If I appeared before them with my hair exposed, the image would be etched onto their minds forever. Every time thereafter, they would recall me as Ms. Moaveni-whom-I-once-saw-without-
hijab
, rather than simply
Ms. Moaveni. I had gone unveiled before at regional conferences, and half the Iranian delegation ignored me, looking away when we passed in the hallways as though passing a strip club.
The president's men were not so lumpen, and would of course still speak to me. But they would feel mortally disrespected. My youth would render it a precocious offense, rather than a political statement. Who does this girl think she is, they would say to themselves, to be asserting herself so impertinently before her elders? If there was one over-arching value to Iranian culture (at least until the revolution created its own culture of anarchy), it was respect for one's elders. That's why it actually mattered, when you were passing out tea in a crowded room, which elderly woman with purple hair you served first.

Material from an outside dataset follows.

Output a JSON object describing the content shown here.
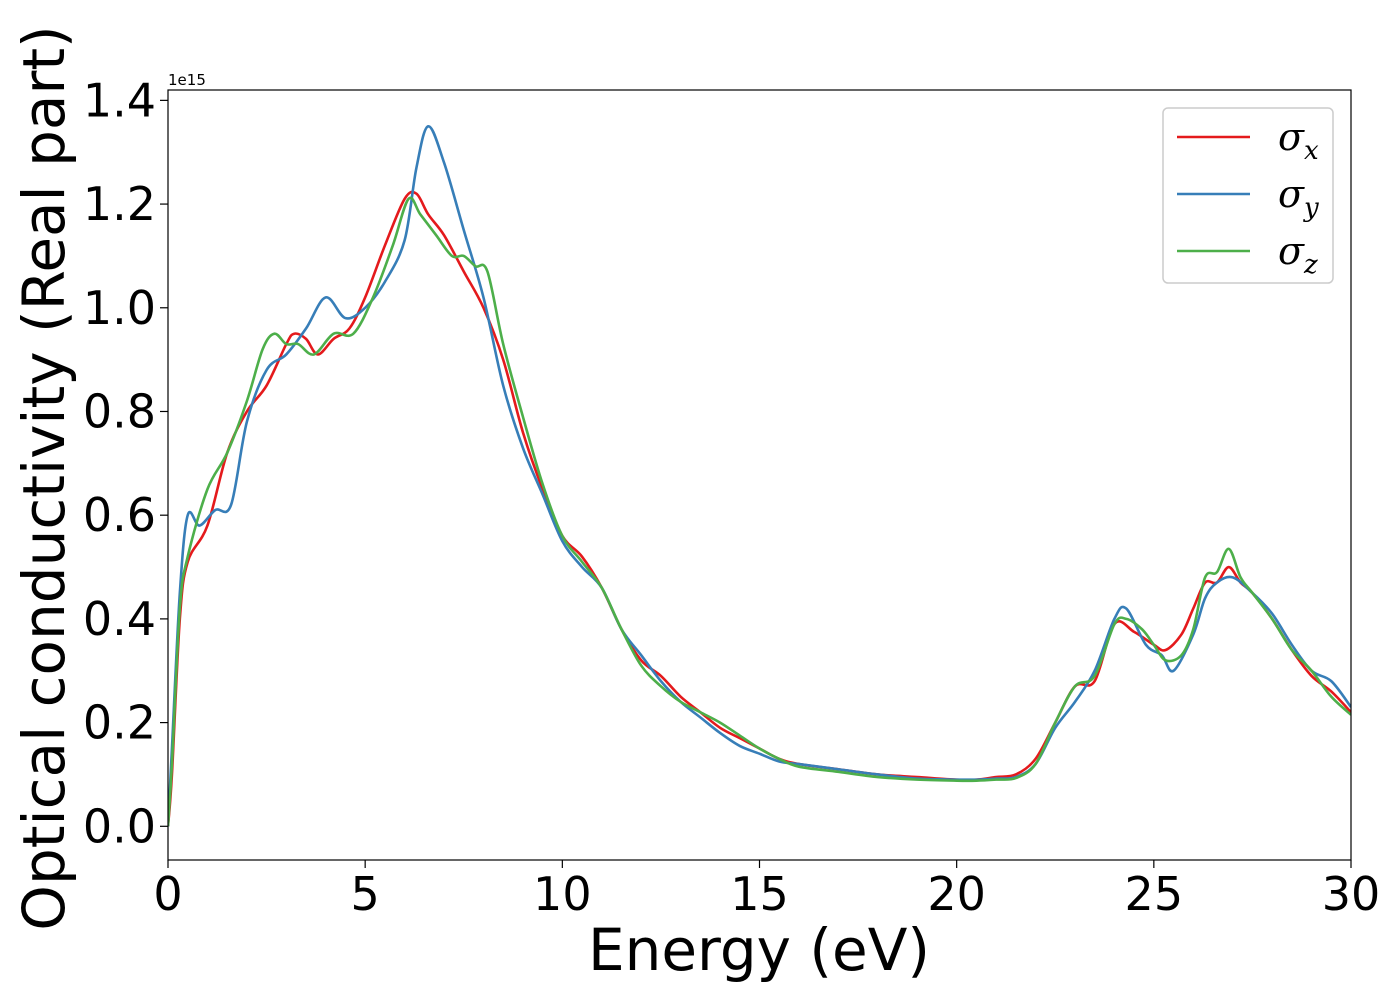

Maybe it seems excessive, elevating the question of putting on that scarf to high drama, a Hamletesque teetering back and forth over a square of cloth. But every now and then, I would find myself in these situations, which demanded an understanding of who I was and what mattered to me, and truly felt paralyzed. Putting on that dumb scrap of pink meant betraying my personal beliefs.
First there was my opposition to the veil, inherited from both sides of my family, an heirloom value that every single one of us—monarchists, secularists, socialists, capitalists, dilettantes—held dear. We did not negotiate with the veil. It was the symbol of how everything had gone horribly wrong. How in the early days of the revolution, secular women wore the veil as a protest symbol against the West and its client state policies, and then had it imposed on them by the fundamentalist mullahs who hijacked the revolution and instituted religious law. My generation, Iranians who learned about 1979 at kitchen tables in the United States, absorbed this version of history as truth. Though most women in modern-day Iran might not consider the veil their highest grievance, they knew it symbolized the system's disregard for women's legal status in general. Mandatory veiling crushed women's ability to express themselves, therefore denying them a basic human right.
As a child of this diaspora, how could I wear the mullahs' veil on the streets of New York? As a student of a liberal American education, taught to apply my political beliefs to my everyday life—to recycle and vote, to respect picket lines and observe boycotts—how could I not take a personal stand against the repressive veil? Did I not owe it to the thousands of
Afghani women, veiled by force under the Taliban, the millions of Iranian women who had no choice, to take a stand, when I did?
Of course, even if I'd had days to come up with a position, I wouldn't have known what to do. American individualism and Iranian deference to tradition were irreconcilable. That was the catch that no one ever told you about—that traveling down one of those paths meant turning your back on the other. No commuting back and forth, no shared custody. End of story.
As the flags of the U.N. appeared in the distance, I realized there was no graceful way out. My feet sailed over the pavement, closer and closer to the unmakeable decision. Suddenly, Siamak's voice entered the din in my head. I had spent a lot of time calling him up and presenting him with impossible situations, and by now I could pretty much play his role in my head and talk myself down from the ledge. Okay, Azi jan, stop for a second, he would say. Stop, and imagine the two possible outcomes. Once you can imagine both, decide which one is worse. Decide which one you can live with. If you can figure that out, you know what you need to do.